W ciągu kilkunastu godzin pojawiły się w internecie informacje dotyczące Tomasza Adamka (49-2, 29 KO). Obie nieprawdziwe. Pierwsza dotyczyła powrotu konkretnej daty powrotu Polaka na ring, druga dotyczy jego walki z Krzysztofem Włodarczykiem. Starcia „Diabla” z „Góralem” nie będzie w przyszłym roku.
Egis Klimas, menedżer Wiaczesława Głazkowa, zdradził w rozmowie z portalem Boxingscene.com, że pojedynek Ukraińca z Adamkiem został przełożony na 15 marca. Pięściarze mieli początkowo spotkać się w ringu w listopadzie, ale Polaka z pojedynku wyeliminowała choroba.
– To nieprawda. Jeszcze nic nie zostało ustalone – mówi nam Adamek. – Negocjacje trwają. Spotkamy się 15 marca albo 5 kwietnia.
Druga romanizacja dotyczy starcia Adamka z Włodarczykiem. Telewizja Polsat chciałby w 2014 roku zorganizować walkę między naszymi czołowymi bokserami.

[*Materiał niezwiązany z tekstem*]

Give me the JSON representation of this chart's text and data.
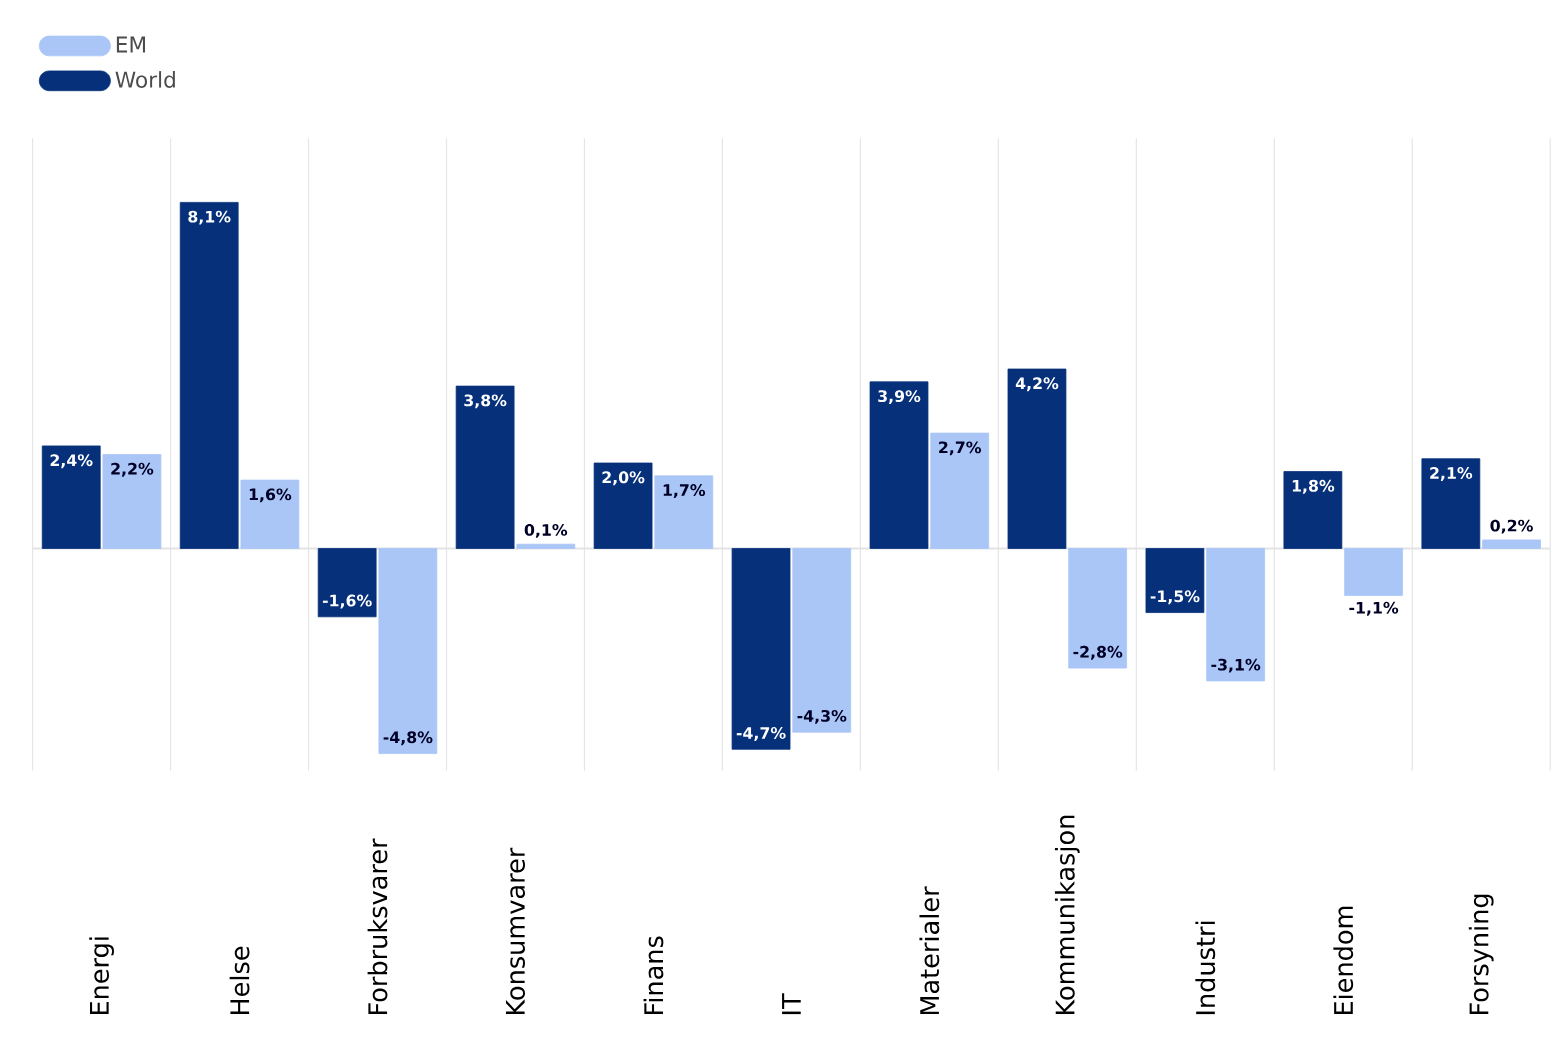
{
  "chart_data": {
    "type": "bar",
    "categories": [
      "Energi",
      "Helse",
      "Forbruksvarer",
      "Konsumvarer",
      "Finans",
      "IT",
      "Materialer",
      "Kommunikasjon",
      "Industri",
      "Eiendom",
      "Forsyning"
    ],
    "series": [
      {
        "name": "World",
        "color": "#06307a",
        "values": [
          2.4,
          8.1,
          -1.6,
          3.8,
          2.0,
          -4.7,
          3.9,
          4.2,
          -1.5,
          1.8,
          2.1
        ],
        "value_labels": [
          "2,4%",
          "8,1%",
          "-1,6%",
          "3,8%",
          "2,0%",
          "-4,7%",
          "3,9%",
          "4,2%",
          "-1,5%",
          "1,8%",
          "2,1%"
        ]
      },
      {
        "name": "EM",
        "color": "#a9c6f7",
        "values": [
          2.2,
          1.6,
          -4.8,
          0.1,
          1.7,
          -4.3,
          2.7,
          -2.8,
          -3.1,
          -1.1,
          0.2
        ],
        "value_labels": [
          "2,2%",
          "1,6%",
          "-4,8%",
          "0,1%",
          "1,7%",
          "-4,3%",
          "2,7%",
          "-2,8%",
          "-3,1%",
          "-1,1%",
          "0,2%"
        ]
      }
    ],
    "ylim": [
      -5.2,
      9.6
    ],
    "grid": "x",
    "legend": "top left",
    "ref_lines": [
      {
        "axis": "y",
        "value": 0,
        "color": "#e3e3e3"
      }
    ]
  }
}
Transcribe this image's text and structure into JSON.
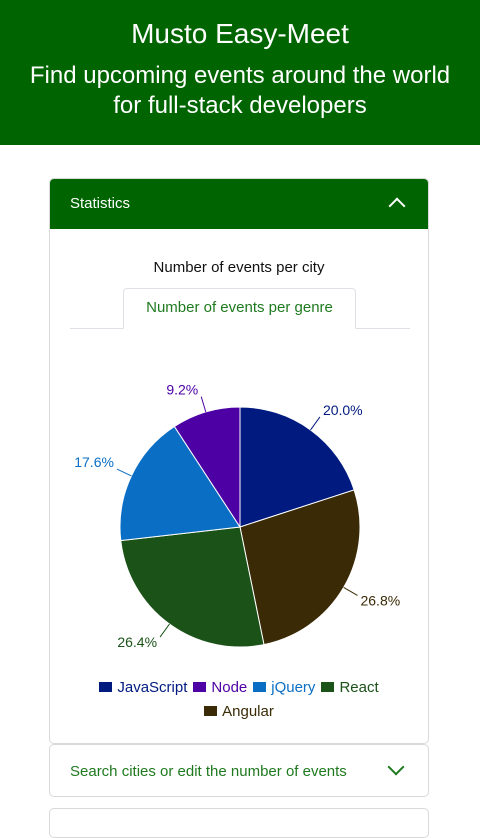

– Planujemy w drugiej połowie października kolejną edycję Polsat Boxing Night. Mamy nadzieję, że uda nam się spotkać w ringu Tomasza Adamka i Krzysztofa Włodarczyka – Polsatsport.pl cytuje Mariana Kmitę, dyrektora ds. sportu w grupie Polsat.
– Nie ma mowy o czymś takim – wyjaśnia Adamek. – Od dawna powtarzam, że moim celem jest pojedynek z Władimirem Kliczko. Przegrałem z jego bratem i w ten sposób chcę się zrewanżować, a jednocześnie zdobyć pas mistrza świata. Droga do tego wiedzie najpierw przez walkę z Głazkowem, potem być może z Kubratem Pulewem. Najważniejsze dla mnie jest zdobycie pozycji numer 1 w rankingu IBF, co oznaczałby starcie z Kliczką. Dlatego w przyszłym roku nie planuję pojedynku z Krzyśkiem Włodarczykiem. Może kiedyś w przyszłości. Gdyby organizatorzy zgodzili się na to, że zwycięzca bierze wszystko – dodaje.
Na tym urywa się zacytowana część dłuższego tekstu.